En pratique, le professionnel doit mettre en place une fonctionnalité gratuite de résiliation, directement et facilement accessible via sa plateforme. Elle doit être présentée sous la mention « résilier votre contrat » ou grâce à une autre formule dénuée d’ambiguïté et peut indiquer les informations relatives aux conditions de la résiliation (délai de préavis, indemnité de rupture etc.). Le décret interdit au professionnel d’imposer au consommateur la création d’un espace personnalisé, si celui-ci n’est pas déjà créé, pour notifier la résiliation.
Après avoir vérifié les informations le concernant, le consommateur pourra envoyer la notification de résiliation en effectuant un dernier clic sur une mention « notification de la résiliation » ou une formule analogue dénuée d’ambiguïté, affichée en caractères lisibles.
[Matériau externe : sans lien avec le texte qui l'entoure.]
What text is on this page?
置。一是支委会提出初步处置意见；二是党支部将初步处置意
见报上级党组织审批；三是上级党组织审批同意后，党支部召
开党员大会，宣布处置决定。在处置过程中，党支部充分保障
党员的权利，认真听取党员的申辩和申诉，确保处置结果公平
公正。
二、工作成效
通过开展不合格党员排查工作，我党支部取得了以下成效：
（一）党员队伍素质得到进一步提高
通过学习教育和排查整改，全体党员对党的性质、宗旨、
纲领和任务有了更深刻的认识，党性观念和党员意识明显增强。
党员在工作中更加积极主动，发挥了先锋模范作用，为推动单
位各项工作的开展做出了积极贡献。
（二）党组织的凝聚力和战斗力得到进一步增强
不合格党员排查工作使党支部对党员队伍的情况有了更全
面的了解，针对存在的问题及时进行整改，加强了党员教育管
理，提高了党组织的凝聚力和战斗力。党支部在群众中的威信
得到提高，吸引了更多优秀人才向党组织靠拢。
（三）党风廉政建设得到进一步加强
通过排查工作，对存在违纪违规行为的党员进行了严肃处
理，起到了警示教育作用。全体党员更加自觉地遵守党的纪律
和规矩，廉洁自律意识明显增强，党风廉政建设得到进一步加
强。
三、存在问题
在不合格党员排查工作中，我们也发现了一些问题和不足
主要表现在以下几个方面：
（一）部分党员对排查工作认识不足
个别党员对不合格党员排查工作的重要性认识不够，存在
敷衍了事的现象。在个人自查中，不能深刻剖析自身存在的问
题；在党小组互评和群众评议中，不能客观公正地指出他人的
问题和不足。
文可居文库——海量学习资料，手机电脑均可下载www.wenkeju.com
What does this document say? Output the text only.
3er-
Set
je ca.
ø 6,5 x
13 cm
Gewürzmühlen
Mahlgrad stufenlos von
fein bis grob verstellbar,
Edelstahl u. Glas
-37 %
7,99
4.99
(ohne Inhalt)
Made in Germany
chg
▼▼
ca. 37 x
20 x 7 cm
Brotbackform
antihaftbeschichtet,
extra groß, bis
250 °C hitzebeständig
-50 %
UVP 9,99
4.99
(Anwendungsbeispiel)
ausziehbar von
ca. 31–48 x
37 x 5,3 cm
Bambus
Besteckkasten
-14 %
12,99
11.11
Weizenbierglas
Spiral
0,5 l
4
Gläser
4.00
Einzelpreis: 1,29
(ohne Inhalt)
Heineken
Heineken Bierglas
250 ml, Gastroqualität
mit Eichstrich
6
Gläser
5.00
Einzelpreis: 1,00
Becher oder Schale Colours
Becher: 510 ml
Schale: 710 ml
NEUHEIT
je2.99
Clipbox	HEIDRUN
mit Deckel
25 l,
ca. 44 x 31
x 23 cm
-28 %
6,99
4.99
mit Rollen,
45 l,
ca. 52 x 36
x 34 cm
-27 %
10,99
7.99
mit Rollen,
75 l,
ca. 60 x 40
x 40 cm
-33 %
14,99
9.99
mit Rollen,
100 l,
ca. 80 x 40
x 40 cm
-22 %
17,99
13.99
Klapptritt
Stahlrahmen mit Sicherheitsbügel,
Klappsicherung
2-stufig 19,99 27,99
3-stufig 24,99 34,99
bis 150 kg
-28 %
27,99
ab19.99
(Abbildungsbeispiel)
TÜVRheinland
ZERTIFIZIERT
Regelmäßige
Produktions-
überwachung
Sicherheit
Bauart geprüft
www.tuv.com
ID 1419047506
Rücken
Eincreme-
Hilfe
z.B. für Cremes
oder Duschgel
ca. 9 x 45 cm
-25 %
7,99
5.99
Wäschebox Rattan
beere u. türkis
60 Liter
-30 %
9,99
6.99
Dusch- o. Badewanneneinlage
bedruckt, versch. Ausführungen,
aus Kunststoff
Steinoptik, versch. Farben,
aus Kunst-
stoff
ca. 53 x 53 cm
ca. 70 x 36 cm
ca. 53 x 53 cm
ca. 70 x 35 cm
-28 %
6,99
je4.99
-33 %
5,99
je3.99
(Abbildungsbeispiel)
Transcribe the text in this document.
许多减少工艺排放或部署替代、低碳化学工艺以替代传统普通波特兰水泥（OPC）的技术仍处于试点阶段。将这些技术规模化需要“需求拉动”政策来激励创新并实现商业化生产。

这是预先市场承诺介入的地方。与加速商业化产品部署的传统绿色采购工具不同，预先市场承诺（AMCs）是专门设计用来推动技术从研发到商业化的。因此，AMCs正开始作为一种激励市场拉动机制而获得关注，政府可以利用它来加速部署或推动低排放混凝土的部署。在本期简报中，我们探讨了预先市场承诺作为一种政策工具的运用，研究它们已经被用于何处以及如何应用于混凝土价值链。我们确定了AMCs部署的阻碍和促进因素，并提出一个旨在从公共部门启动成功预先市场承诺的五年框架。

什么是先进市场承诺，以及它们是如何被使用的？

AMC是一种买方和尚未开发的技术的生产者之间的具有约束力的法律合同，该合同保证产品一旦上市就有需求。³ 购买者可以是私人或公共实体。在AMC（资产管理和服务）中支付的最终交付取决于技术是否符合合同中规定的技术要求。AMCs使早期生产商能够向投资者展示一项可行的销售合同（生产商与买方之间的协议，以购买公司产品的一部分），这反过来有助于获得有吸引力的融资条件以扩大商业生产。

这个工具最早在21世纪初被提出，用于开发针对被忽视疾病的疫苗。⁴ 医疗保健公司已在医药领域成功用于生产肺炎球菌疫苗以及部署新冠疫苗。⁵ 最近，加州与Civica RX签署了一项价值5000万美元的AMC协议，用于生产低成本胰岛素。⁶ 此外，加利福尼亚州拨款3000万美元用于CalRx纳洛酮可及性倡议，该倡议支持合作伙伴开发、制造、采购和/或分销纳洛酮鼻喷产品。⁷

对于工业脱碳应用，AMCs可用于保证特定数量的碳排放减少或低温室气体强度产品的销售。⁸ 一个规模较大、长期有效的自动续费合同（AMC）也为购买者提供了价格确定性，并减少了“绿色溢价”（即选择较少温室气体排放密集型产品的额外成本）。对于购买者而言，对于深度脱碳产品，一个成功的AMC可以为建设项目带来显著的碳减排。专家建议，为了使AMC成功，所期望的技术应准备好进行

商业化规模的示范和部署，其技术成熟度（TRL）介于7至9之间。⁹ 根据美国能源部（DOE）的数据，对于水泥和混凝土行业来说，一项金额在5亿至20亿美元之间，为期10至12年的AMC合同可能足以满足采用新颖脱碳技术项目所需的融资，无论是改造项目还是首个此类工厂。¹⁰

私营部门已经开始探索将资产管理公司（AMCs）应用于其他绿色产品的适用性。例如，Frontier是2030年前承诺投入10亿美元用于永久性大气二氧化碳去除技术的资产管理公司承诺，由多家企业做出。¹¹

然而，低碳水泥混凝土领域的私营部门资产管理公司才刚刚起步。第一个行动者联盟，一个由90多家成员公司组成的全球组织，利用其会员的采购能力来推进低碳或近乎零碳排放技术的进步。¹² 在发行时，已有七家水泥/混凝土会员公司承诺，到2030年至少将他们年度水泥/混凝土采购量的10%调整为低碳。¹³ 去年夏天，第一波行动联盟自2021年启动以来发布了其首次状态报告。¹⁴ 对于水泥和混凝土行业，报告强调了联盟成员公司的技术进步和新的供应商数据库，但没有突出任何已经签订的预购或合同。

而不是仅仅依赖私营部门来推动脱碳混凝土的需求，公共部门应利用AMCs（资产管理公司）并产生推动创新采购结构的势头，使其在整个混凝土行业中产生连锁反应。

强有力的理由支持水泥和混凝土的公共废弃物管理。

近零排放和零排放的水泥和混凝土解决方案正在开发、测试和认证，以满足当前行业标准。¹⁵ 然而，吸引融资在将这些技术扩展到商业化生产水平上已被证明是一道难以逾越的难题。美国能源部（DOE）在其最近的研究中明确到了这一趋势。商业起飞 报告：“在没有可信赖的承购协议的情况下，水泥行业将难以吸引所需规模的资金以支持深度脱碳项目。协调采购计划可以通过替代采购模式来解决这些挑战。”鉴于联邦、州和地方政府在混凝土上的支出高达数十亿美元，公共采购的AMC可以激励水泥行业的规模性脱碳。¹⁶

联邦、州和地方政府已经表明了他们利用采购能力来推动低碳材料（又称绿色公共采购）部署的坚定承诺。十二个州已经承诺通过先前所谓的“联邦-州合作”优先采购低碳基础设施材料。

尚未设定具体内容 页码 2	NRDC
Le professionnel confirmera ensuite la réception de la notification et informera le consommateur de la date à laquelle le contrat prendra fin, ainsi que des effets de la résiliation sur un support durable et dans des délais raisonnables.
Les professionnels doivent être vigilants et s’assurer de la mise en œuvre effective de ce dispositif puisque le non-respect de ces nouvelles dispositions est sanctionné par une amende pouvant aller jusqu’à 15 000 euros pour une personne physique et 75 000 euros pour une personne morale.
Dans son communiqué du 11 juillet 2023, la Direction générale de la concurrence, de la consommation et de la répression des fraudes (« DGCCRF ») indique avoir relevé que certains produits vendus par la société SHOWROOMPRIVE.COM présentaient de fausses promotions dans la mesure où « les annonces de réductions de prix étaient fondées sur la mise en avant de prix de référence trompeurs pour les articles vendus sur son site ».
La DGCCRF a considéré que ces fausses promotions étaient de nature à altérer le jugement du consommateur dans son acte d’achat, et étaient constitutives du délit de pratiques commerciales trompeuses. La société SHOWROOMPRIVE.COM n’ayant pas contesté les faits, la DGCCRF a en conséquence prononcé à son encontre une amende transactionnelle de 600 000 euros, en application des articles L.121-2 et L.121-3 du Code de la consommation.